ITSM P&P templates

Policies are high-level organization-wide practices. Processes are generically specified by service management best practices and standards, with automation in mind to implement their logic and enforce their use. Procedures and consequent work instructions specify the human implementation of polices and processes. Policies can be written in DITA as collections of concept and reference topics, arranged in maps that reflect a logical hierarchy of corporate wide expectations of (IT) staff, and possibly corporate regulations in dealing with clients and business partners.

Procedures lend themselves to what DITA has been used for most since its inception. In spite of being a generic document architecture, DITA started with the task topic in mind, to support user, technical, and developer help guides of arbitrary complexities. task topic skeletons are very rich with elements that support sub-tasks and steps (for work instructions), pre and post requisties, results, and many more. Task topics are an excellent means of documenting, publishing, and managing corporate service provider procedures; specially those followed by contact center agents and tier-1 and 2 support staff, who are often not technical enough to action problem management spontaneosuly. The flexibility of easy single-sourced updates and the extensive linking capability make a very good case for ITSM procedures being implemented as DITA task topics.

Processes are probably the element that receives least added value of existing DITA topics. A process is a sustained activity with states, transitions, use cases, and instances. In ITSM contexts, they are often implemented as intranet applications/services. Process description is usually carried using UML activity diagrams. Other UML constructs are used to specify the correpsonding software implementation. Although there have been few debates, current DITA domain-specific (software) information types do not support UML constructs.
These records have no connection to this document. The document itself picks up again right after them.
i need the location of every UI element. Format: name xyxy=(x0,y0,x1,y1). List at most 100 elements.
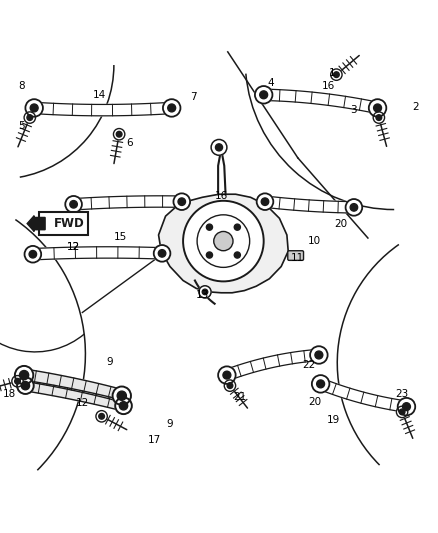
Polygon shape xyxy=(34,102,172,116)
Circle shape xyxy=(214,231,233,251)
Text: FWD: FWD xyxy=(54,217,85,230)
Circle shape xyxy=(17,377,34,394)
Circle shape xyxy=(96,410,107,422)
Circle shape xyxy=(223,371,231,379)
Text: 3: 3 xyxy=(350,104,357,115)
Circle shape xyxy=(317,380,325,388)
Text: 20: 20 xyxy=(334,219,347,229)
Text: 8: 8 xyxy=(18,81,25,91)
Circle shape xyxy=(261,198,269,205)
Text: 1: 1 xyxy=(328,68,336,78)
Circle shape xyxy=(154,245,170,262)
Polygon shape xyxy=(265,196,354,213)
Circle shape xyxy=(346,199,362,216)
Circle shape xyxy=(374,104,381,112)
Text: 9: 9 xyxy=(106,357,113,367)
Circle shape xyxy=(117,391,127,400)
Circle shape xyxy=(260,91,268,99)
Polygon shape xyxy=(159,194,288,293)
Circle shape xyxy=(158,249,166,257)
Circle shape xyxy=(396,406,408,418)
Polygon shape xyxy=(32,247,162,260)
Text: 15: 15 xyxy=(114,232,127,242)
Circle shape xyxy=(113,128,125,140)
Circle shape xyxy=(168,104,176,112)
Circle shape xyxy=(312,375,329,393)
Text: 6: 6 xyxy=(126,138,133,148)
Polygon shape xyxy=(23,369,124,402)
Circle shape xyxy=(202,289,208,295)
Circle shape xyxy=(25,99,43,117)
Circle shape xyxy=(215,144,223,151)
Text: 19: 19 xyxy=(327,415,340,425)
Circle shape xyxy=(350,204,358,211)
FancyBboxPatch shape xyxy=(39,212,88,235)
Text: 2: 2 xyxy=(412,102,419,111)
Circle shape xyxy=(65,196,82,213)
Text: 18: 18 xyxy=(3,389,16,399)
Circle shape xyxy=(163,99,180,117)
Text: 17: 17 xyxy=(148,434,161,445)
Circle shape xyxy=(398,398,415,415)
Circle shape xyxy=(255,86,272,103)
Circle shape xyxy=(15,366,33,384)
Circle shape xyxy=(115,398,132,414)
Circle shape xyxy=(19,370,29,379)
Text: 7: 7 xyxy=(190,92,197,102)
Circle shape xyxy=(113,386,131,405)
Circle shape xyxy=(369,99,386,117)
Circle shape xyxy=(70,200,78,208)
Circle shape xyxy=(399,409,405,415)
Text: 11: 11 xyxy=(290,253,304,263)
Text: 23: 23 xyxy=(396,390,409,399)
Circle shape xyxy=(119,402,128,410)
Circle shape xyxy=(403,403,410,410)
Circle shape xyxy=(234,224,240,230)
Circle shape xyxy=(29,251,37,258)
Circle shape xyxy=(178,198,186,205)
Text: 12: 12 xyxy=(76,398,89,408)
Circle shape xyxy=(227,383,233,389)
Circle shape xyxy=(14,378,20,384)
Circle shape xyxy=(27,115,32,120)
Circle shape xyxy=(218,366,236,384)
Circle shape xyxy=(183,201,264,281)
Polygon shape xyxy=(225,349,319,381)
Text: 4: 4 xyxy=(267,78,274,88)
Text: 14: 14 xyxy=(93,90,106,100)
Polygon shape xyxy=(264,89,379,114)
Circle shape xyxy=(206,224,212,230)
Polygon shape xyxy=(73,196,182,210)
Circle shape xyxy=(211,140,227,155)
Circle shape xyxy=(24,112,35,123)
Circle shape xyxy=(197,215,250,268)
Circle shape xyxy=(376,115,381,120)
Text: 20: 20 xyxy=(308,397,321,407)
Text: 10: 10 xyxy=(308,236,321,246)
Text: 16: 16 xyxy=(215,191,228,201)
Text: 13: 13 xyxy=(196,290,209,300)
Text: 21: 21 xyxy=(233,392,247,402)
Circle shape xyxy=(99,414,104,419)
Circle shape xyxy=(21,382,29,390)
Polygon shape xyxy=(25,381,125,411)
Circle shape xyxy=(315,351,323,359)
Circle shape xyxy=(334,72,339,77)
Circle shape xyxy=(199,286,211,298)
Text: 9: 9 xyxy=(166,419,173,429)
Polygon shape xyxy=(318,378,407,413)
Circle shape xyxy=(257,193,273,210)
Circle shape xyxy=(373,112,385,123)
Circle shape xyxy=(206,252,212,258)
Circle shape xyxy=(173,193,190,210)
Circle shape xyxy=(224,380,236,391)
Circle shape xyxy=(331,69,342,80)
Circle shape xyxy=(117,131,122,137)
Circle shape xyxy=(12,376,23,387)
Text: 5: 5 xyxy=(18,122,25,131)
Text: 12: 12 xyxy=(67,242,80,252)
FancyArrow shape xyxy=(27,216,45,231)
Circle shape xyxy=(25,246,41,263)
Circle shape xyxy=(234,252,240,258)
Text: 12: 12 xyxy=(67,242,80,252)
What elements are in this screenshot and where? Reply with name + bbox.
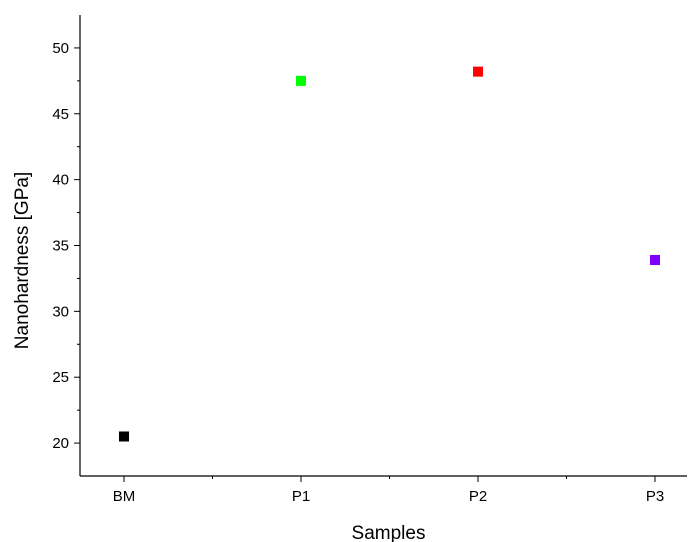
y-axis-ticks: 20 25 30 35 40 45 50: [52, 40, 80, 452]
data-point-p1: [296, 75, 306, 86]
data-point-p2: [473, 66, 483, 77]
y-tick-label: 45: [52, 106, 69, 123]
y-tick-label: 25: [52, 369, 69, 386]
y-tick-label: 30: [52, 303, 69, 320]
x-tick-label: BM: [113, 488, 136, 505]
x-axis-ticks: BM P1 P2 P3: [113, 476, 664, 505]
x-tick-label: P2: [469, 488, 487, 505]
y-tick-label: 40: [52, 172, 69, 189]
x-axis-title: Samples: [352, 523, 426, 542]
x-tick-label: P3: [646, 488, 664, 505]
y-axis-title: Nanohardness [GPa]: [12, 172, 33, 349]
data-point-bm: [119, 431, 129, 442]
y-tick-label: 50: [52, 40, 69, 57]
y-tick-label: 20: [52, 435, 69, 452]
axes: [79, 15, 687, 477]
x-tick-label: P1: [292, 488, 310, 505]
y-tick-label: 35: [52, 238, 69, 255]
data-points: [119, 66, 660, 442]
data-point-p3: [650, 254, 660, 265]
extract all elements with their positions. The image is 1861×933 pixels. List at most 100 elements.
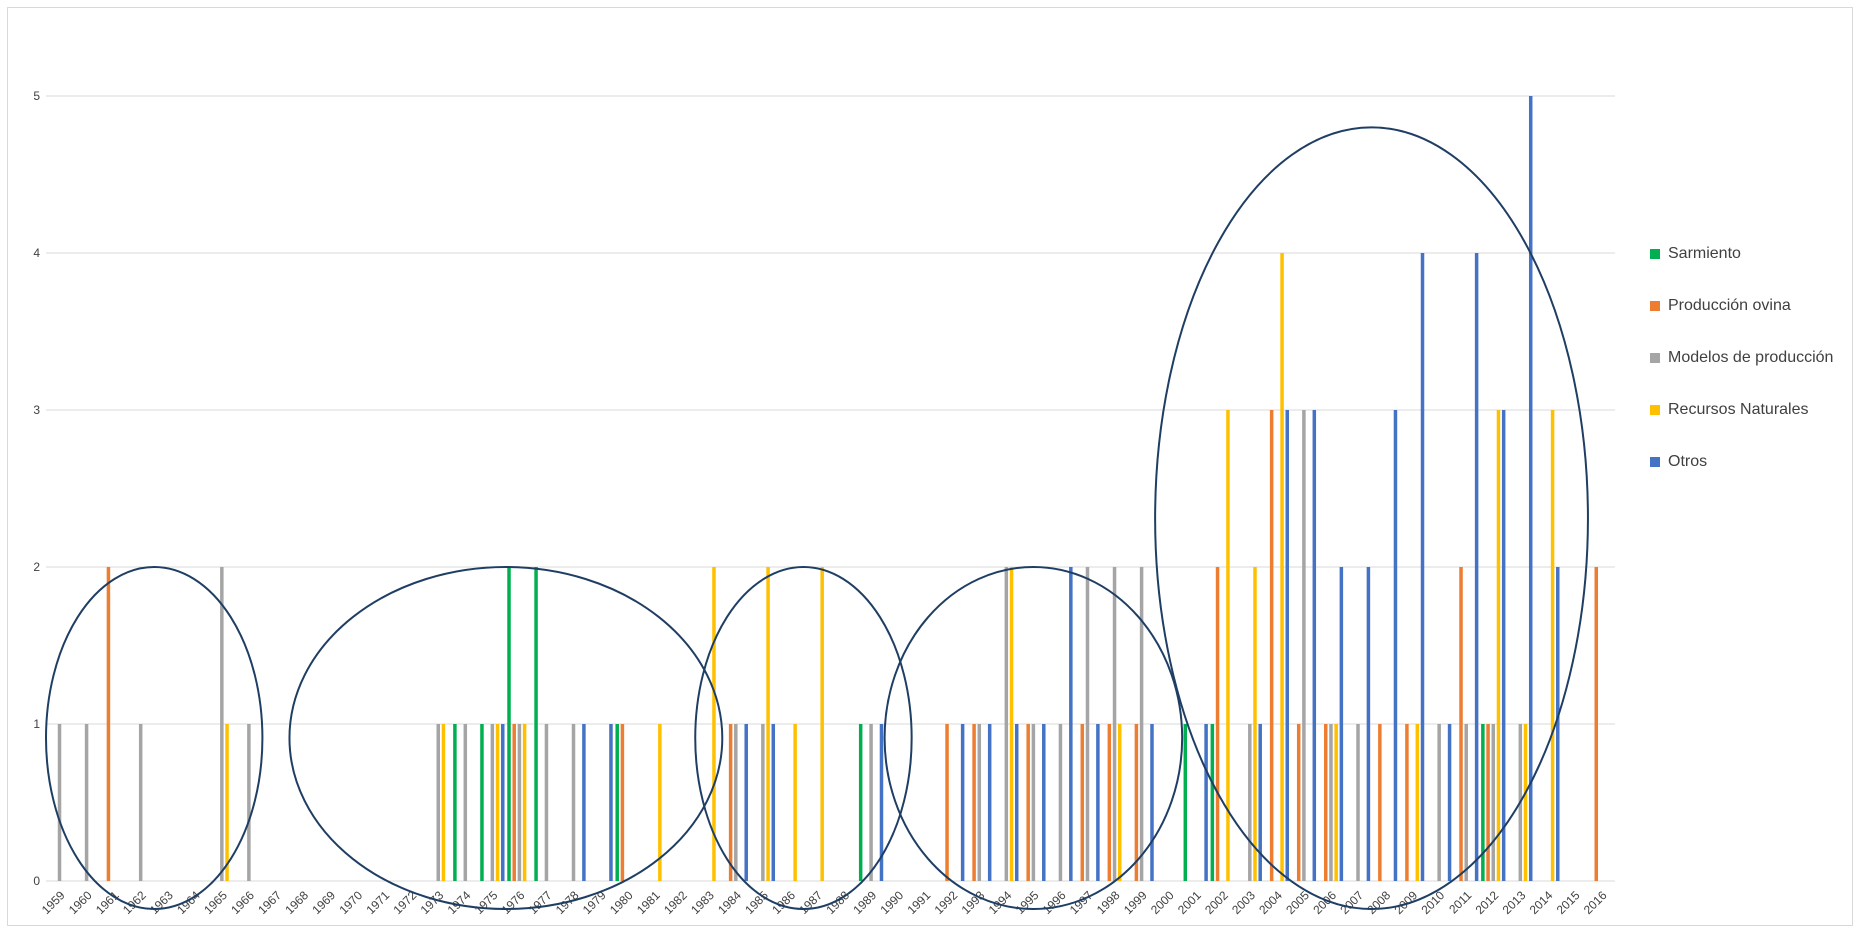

They are rather geared towards documenting user interface constructs.

The application of DITA towards the actual organizational specification of P&P may be a contributor in more than one facet: from actual documentation of existing or evolving content, through acting as empty templates preset to support different practices, all way to being further specialized to name new elements that match a service provisioning branch of knowledge or a particular large organization (e.g. governmental) P&P naming and documenting conventions.